In prior volumes of From the Archives of a Common Sensei, volumes 1 through 7 we discussed various methods to better understand and to analyze our various organizations. Although some of the terminology included may reference manufacturing, healthcare or another sector, the analysis concepts are essentially the same, or at least similar. In digging through my “archives” I came across a paper I wrote thirty-three years ago (1988), early into my relationship with Japanese business and the emergence of early Toyota and Toyoda manufacturing growth in the United States. I researched and wrote a paper to better understand the “Dynamics of Japanese Management Techniques”, and the differences when compared to management practices in Western companies (at least at that time).
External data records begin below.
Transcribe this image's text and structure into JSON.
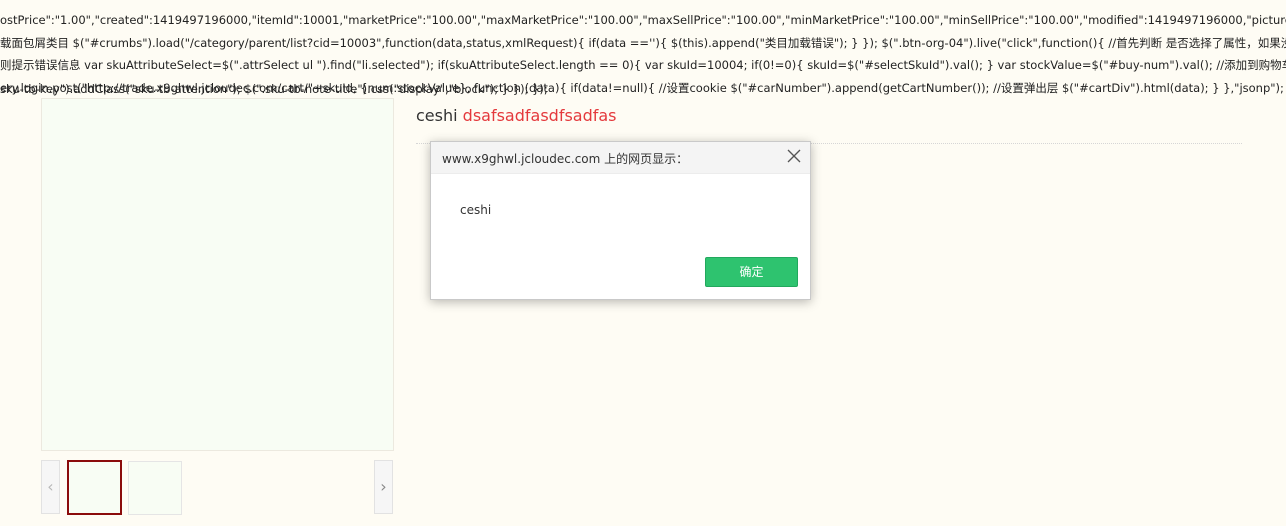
{
  "code": {
    "line1": "ostPrice\":\"1.00\",\"created\":1419497196000,\"itemId\":10001,\"marketPrice\":\"100.00\",\"maxMarketPrice\":\"100.00\",\"maxSellPrice\":\"100.00\",\"minMarketPrice\":\"100.00\",\"minSellPrice\":\"100.00\",\"modified\":1419497196000,\"pictureUrl\":\"ht",
    "line2": "载面包屑类目 $(\"#crumbs\").load(\"/category/parent/list?cid=10003\",function(data,status,xmlRequest){ if(data ==''){ $(this).append(\"类目加载错误\"); } }); $(\".btn-org-04\").live(\"click\",function(){ //首先判断 是否选择了属性，如果没有选",
    "line3": "则提示错误信息 var skuAttributeSelect=$(\".attrSelect ul \").find(\"li.selected\"); if(skuAttributeSelect.length == 0){ var skuId=10004; if(0!=0){ skuId=$(\"#selectSkuId\").val(); } var stockValue=$(\"#buy-num\").val(); //添加到购物车",
    "line4": "ery.login.post(\"http://trade.x9ghwl.jcloudec.com/cart/\"+skuId, {num:stockValue}, function (data){ if(data!=null){ //设置cookie $(\"#carNumber\").append(getCartNumber()); //设置弹出层 $(\"#cartDiv\").html(data); } },\"jsonp\"); }else",
    "line5": "sku-tb-key\").addClass(\"sku-tb-attention\"); $(\".sku-tb-note-title\").css(\"display\",\"block\"); } }); });"
  },
  "product": {
    "name": "ceshi",
    "subtitle": "dsafsadfasdfsadfas"
  },
  "gallery": {
    "prev_arrow": "‹",
    "next_arrow": "›"
  },
  "dialog": {
    "title": "www.x9ghwl.jcloudec.com 上的网页显示：",
    "message": "ceshi",
    "ok_label": "确定",
    "close_icon": "close-icon"
  },
  "colors": {
    "subtitle": "#e4393c",
    "ok_button": "#2ec36f",
    "selected_thumb_border": "#8b0b0b"
  }
}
I was surprised by the interest shown by several from the Japanese business community at the time. The comment was even made that I had developed a better understanding of the differences than they had understood. Many of the principles and attributes of Japanese Companies are still valid and present in Japanese companies today. Many Western companies have also adopted the best of the Japanese companies, however, there is still plenty of room for improvement. Before someone points out that some changes have taken place in Japanese companies as they move toward working with Western business, I understand that! I will also state that we have had more to gain by learning the best practices from the Toyota businesses than they have had by learning Western business practices.
Below I have included Appendix A (Culture and Management) and Appendix B (Japanese Manager vs American Manager) of the above paper for easy review and emphasis. I have found these two documents to be on target and enlightening. Think of the results if the best of both East and West values and practices were incorporated into your organization? I have been fortunate that several of the organizations I have worked with (or mentored), in the US and in several countries in Europe, have made the leap to incorporate the best of East and West management practices leading to inclusiveness and high performing teams that produce highly effective and value creating results for customers and investors.
Both lists deserve recognition be given to their authors: Appendix A – Milton Feldman in 1972; Appendix B – Yasuko Hirata in 1975.
If you find your organization is having trouble in meeting output requirements (customer needs), I suggest you start with those customer needs and work your way back through what is considered important in how you warehouse, how you flow materials, how you develop your suppliers, and how your ordering systems are structured to meet ALL those needs.
While working with a well-known medical device company, I was faced with a somewhat disconnected Plant Manager who was not sure what his part was during the transformation the corporate leadership was trying to pursue. He was fully on board with making changes but only knew improvement was necessary. I will never forget his words when he said: “don’t tell me what you think I want to hear, tell me what I need to hear!” That was my key to open a new world for this Executive by saying back to him: “Okay, let’s take a walk and compare what YOUR eyes see vs. what MY eyes see in your operations!” My eyes were focused on the various elements of non-essential work in ordering systems, supplier development, warehousing, material flow including inventory, repairs (overall quality), system inputs, people frustrations, communications, etc. The Plant Manager was seeing that people were busy, and product was moving. There was a major difference between what we each saw during that plant operation tour. A thought came to me that a former professor used to say: “If you can’t see it, it likely doesn’t exist!” Being able to comprehend what is seen is generally dependent on the individuals training and observation capabilities, including wanting to see common sense issues.
These slides can help you determine at a high level whether you are dealing with a “Troubled, Stable, or World Class” organization with regards to your supply cycle. Consider it a starting point prior to doing a deep dive “end-to-end process map” or a detailed analysis. Perhaps this effort will help you better understand where you want to place your emphasis while making the journey to excellence. The intent here is not to do the in depth organizational or process analysis explained in prior volumes of The Archives of a Common Sensei, rather these example graphics are to assist you get started on your improvement journey.
Questions to be answered: Are your ordering systems Batch & Queue with no or informal systems? Are your systems-controlled batch & queue? Are your systems “One Piece Flow”?
The same questions apply for Supplier Development, Warehousing, and Material Flow (see graphics). Once you have answered these questions, go back, and review the previous volumes of The Archives of the Common Sensei and give the analysis methods a try! We can get into improvement ideas in future archive discussions.